HACK ISA is specified as READ_FIRST behaviour (all RHS values are evaluated then written simultaneously), if the BRAM has 1 cycle read/write latency then it will work without any other changes.

I'm an FPGA novice myself but I have gotten as far as running HACK programs on real hardware to test some of these assertions for my own edification and so far it all seems to work when implemented as described using READ_FIRST mode and syncronized read/write for the BRAM.

I've seen at least one other project attempt to treat reads as being combinatorial but this becomes unstable if operating at a clock speed close to the read/write latency of the BRAM (i.e. you mask the problem by slowing down the clock but I feel like this is just proving that the implementation is not actually correct).

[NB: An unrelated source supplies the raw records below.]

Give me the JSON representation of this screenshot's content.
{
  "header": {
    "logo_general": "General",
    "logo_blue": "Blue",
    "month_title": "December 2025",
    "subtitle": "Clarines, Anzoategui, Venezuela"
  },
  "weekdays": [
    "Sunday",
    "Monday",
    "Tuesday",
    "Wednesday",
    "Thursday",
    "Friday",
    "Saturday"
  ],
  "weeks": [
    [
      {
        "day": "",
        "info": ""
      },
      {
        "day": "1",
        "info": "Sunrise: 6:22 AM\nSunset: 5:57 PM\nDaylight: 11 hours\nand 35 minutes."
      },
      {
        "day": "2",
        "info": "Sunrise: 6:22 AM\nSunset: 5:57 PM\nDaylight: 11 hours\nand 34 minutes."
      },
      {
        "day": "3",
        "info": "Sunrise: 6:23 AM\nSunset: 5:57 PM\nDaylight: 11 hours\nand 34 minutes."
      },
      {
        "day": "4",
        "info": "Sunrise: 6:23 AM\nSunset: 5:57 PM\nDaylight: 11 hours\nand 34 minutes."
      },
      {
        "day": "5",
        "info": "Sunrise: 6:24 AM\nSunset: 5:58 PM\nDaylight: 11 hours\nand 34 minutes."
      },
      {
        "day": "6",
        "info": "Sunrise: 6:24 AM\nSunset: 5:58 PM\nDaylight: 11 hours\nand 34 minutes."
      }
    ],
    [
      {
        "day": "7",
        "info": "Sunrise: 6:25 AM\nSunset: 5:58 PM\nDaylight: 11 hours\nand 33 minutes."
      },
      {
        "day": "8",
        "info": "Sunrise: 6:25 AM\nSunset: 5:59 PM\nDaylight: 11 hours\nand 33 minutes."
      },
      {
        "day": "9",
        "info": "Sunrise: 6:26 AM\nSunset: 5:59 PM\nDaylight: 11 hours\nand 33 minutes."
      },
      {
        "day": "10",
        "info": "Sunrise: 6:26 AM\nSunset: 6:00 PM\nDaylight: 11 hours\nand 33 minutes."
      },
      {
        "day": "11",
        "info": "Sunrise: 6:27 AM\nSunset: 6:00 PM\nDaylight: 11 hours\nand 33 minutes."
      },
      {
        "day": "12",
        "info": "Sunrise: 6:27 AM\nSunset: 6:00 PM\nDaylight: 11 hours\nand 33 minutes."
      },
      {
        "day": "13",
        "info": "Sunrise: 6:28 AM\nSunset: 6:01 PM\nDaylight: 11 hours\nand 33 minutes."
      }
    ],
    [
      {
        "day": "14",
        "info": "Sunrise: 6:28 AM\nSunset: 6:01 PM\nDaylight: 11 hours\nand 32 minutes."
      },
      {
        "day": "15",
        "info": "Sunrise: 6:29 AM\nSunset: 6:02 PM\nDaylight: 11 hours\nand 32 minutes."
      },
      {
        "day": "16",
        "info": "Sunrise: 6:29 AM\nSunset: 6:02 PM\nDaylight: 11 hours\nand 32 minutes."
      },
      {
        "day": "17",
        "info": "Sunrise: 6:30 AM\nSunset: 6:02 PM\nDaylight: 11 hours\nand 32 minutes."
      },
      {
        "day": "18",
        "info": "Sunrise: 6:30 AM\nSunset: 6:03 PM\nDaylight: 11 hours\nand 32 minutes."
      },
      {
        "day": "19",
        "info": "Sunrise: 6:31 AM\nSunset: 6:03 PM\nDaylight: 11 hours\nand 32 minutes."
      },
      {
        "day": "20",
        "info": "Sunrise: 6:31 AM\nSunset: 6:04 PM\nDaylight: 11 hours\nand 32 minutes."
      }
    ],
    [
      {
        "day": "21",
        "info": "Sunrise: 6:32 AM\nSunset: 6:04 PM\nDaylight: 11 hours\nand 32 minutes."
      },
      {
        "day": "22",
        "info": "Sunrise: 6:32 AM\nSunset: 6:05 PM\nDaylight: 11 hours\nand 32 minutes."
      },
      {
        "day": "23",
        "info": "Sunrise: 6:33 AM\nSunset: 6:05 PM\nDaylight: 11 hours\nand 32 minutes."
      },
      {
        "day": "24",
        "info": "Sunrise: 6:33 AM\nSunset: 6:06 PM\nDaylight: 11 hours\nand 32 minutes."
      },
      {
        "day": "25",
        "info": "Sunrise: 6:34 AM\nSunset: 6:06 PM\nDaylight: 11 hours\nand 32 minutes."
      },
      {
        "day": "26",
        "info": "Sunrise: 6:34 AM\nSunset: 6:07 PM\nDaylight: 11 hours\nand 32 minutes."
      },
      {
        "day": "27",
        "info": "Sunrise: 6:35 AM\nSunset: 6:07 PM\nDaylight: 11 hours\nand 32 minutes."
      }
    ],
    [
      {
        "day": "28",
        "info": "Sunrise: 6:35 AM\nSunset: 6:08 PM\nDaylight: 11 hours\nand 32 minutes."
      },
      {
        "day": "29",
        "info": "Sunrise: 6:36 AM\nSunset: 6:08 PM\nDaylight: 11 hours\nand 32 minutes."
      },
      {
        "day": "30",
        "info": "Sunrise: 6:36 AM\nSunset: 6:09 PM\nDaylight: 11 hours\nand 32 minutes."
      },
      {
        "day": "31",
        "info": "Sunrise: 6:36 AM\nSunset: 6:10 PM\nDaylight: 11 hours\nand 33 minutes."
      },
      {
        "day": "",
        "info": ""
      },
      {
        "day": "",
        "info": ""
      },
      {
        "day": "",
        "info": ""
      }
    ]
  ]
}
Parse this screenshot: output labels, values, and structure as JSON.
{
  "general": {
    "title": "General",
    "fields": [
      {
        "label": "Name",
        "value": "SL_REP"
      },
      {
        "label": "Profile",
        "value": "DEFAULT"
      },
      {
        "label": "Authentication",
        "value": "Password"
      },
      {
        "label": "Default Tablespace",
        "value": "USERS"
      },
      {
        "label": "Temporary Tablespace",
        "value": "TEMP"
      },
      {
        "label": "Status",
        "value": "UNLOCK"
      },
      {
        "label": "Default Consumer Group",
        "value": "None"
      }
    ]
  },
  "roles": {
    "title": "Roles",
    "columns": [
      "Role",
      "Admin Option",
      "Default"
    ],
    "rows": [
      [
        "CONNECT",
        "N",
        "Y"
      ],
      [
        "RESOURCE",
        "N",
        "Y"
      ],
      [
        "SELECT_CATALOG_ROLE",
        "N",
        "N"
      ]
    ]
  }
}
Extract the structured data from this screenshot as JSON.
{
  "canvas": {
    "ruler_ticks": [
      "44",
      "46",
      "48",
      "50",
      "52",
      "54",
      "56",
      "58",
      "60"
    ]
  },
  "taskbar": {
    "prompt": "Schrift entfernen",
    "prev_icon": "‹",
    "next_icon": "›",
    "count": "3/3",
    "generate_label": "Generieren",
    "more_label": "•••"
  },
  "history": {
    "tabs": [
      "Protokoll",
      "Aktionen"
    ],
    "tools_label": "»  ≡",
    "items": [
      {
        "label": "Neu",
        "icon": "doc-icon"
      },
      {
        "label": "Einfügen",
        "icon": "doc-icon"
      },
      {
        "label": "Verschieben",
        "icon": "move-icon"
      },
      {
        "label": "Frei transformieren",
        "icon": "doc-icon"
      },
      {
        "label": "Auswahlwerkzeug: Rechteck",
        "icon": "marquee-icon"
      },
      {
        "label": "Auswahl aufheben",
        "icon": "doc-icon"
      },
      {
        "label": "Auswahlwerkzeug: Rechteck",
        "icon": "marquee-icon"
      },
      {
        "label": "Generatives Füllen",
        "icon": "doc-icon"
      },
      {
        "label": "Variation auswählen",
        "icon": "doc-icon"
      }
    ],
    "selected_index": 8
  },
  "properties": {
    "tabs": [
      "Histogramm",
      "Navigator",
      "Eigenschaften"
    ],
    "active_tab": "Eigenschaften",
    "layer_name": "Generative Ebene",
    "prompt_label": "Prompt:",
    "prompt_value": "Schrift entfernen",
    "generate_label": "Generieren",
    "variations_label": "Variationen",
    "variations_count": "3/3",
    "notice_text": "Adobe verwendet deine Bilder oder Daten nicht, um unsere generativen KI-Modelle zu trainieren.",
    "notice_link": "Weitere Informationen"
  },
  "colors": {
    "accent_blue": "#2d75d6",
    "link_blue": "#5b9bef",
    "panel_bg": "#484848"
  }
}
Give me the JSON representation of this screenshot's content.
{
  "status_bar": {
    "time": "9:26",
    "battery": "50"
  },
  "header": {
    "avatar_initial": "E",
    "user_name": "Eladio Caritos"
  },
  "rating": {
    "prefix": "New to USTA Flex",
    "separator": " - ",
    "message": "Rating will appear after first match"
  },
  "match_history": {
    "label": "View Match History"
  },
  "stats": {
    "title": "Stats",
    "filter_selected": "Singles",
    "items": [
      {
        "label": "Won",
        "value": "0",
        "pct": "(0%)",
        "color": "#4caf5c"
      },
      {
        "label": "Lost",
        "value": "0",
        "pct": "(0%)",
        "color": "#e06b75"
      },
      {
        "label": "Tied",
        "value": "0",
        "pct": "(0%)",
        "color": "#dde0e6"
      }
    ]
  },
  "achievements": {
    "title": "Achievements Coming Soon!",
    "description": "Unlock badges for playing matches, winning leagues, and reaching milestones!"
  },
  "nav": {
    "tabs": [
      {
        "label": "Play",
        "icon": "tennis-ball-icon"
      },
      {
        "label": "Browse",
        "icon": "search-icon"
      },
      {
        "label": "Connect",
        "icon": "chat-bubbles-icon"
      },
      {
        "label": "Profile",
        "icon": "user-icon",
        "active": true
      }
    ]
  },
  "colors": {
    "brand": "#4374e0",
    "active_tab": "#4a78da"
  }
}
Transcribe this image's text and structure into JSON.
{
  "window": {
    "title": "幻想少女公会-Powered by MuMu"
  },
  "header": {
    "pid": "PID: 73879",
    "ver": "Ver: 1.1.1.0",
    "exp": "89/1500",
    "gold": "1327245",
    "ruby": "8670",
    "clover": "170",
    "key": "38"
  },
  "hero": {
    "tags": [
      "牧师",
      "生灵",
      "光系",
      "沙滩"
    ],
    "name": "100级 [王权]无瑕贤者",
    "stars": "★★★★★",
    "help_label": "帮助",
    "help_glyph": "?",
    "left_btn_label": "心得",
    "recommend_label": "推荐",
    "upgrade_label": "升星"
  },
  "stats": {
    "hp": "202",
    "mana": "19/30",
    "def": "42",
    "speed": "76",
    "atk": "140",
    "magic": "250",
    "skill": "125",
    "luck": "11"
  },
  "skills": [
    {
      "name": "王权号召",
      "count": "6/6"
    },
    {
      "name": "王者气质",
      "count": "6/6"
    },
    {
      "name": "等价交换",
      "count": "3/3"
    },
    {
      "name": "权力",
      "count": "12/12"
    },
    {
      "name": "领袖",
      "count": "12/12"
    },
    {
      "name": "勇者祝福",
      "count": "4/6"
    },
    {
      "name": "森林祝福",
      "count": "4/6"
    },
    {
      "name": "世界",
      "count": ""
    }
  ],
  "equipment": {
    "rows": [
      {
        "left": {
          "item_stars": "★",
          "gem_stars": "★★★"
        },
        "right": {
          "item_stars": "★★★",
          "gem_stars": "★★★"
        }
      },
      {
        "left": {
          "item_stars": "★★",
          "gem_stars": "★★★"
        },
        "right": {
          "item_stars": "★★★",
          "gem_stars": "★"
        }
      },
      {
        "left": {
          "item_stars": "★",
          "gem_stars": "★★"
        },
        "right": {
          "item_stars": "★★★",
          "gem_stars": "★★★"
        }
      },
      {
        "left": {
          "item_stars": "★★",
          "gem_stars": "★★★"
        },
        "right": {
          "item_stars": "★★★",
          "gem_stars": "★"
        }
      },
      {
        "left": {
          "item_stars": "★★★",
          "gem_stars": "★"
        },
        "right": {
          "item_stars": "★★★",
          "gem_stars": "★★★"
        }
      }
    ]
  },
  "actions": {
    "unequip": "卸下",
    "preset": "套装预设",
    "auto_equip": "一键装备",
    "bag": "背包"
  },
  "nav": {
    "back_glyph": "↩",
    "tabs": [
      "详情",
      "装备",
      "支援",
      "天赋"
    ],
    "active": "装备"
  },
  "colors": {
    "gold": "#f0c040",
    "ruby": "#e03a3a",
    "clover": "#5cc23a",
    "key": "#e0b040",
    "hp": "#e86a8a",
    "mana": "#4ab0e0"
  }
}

Happy to be corrected if I've misunderstood something but that is how it seems to me so far.
Reply | Threaded
Open this post in threaded view
|

Re: FPGA BRAM: Which Operating Mode for HACK RAM?

gcpd
> I've seen at least one other project attempt to treat reads as being combinatorial but this becomes unstable if operating at a clock speed close to the read/write latency of the BRAM

Never mind the timing became unstable for other reasons - I guess it works even without the read being syncronized which feels wrong but if it works it works.
Reply | Threaded
Open this post in threaded view
|

Re: FPGA BRAM: Which Operating Mode for HACK RAM?

WBahn
Administrator
In reply to this post by gcpd
In general, you always have the issue of needing to ensure that the combinatorial processing of signals from sequential elements have enough time to settle before the results are written into sequential elements. This is what sets the maximum clock frequency that your system can operate at.

If you are willing and able to accept a relatively slow clock, then you can use the basic architectural approach that the Hack uses, which is generally referred to as a single-cycle processor. It's simple, reliable, cheap, and slow. To get faster speed, you can do things like break the processing of instructions up into defined steps and then use multiple clock cycles to process a single instruction. This is known as pipelining. A common approach is to use a five-stage pipeline having FETCH-DECODE-EXECUTE-MEMORY ACCESS-WRITE BACK stages. The downside is that you have to have registers between each stage to walk the date and control signals from one stage to the next, which adds a lot of complexity. The upside is that you can have new instructions working their way through the stages at the same time. Since each stage has a shorter propagation delay, you can run your clock faster, perhaps three to four times faster. Of course, it takes five clock cycles to execute an instruction, so there is a penalty there. But once the pipeline is filled, a new instruction finished on every clock cycle (unless something, like a branch, disrupts it). So your program ends up running three to four times faster overall. This is the key concept that drove the development of the RISC-type architectures.

Lots of other issues come up in the design or real computers that are trying to get as much processing power as possible, including dealing with the fact that the speed that the CPU can run at is significantly faster than what today's memory systems can keep up with. So we've developed all kinds of tricks, such as memory cache systems, to mitigate this.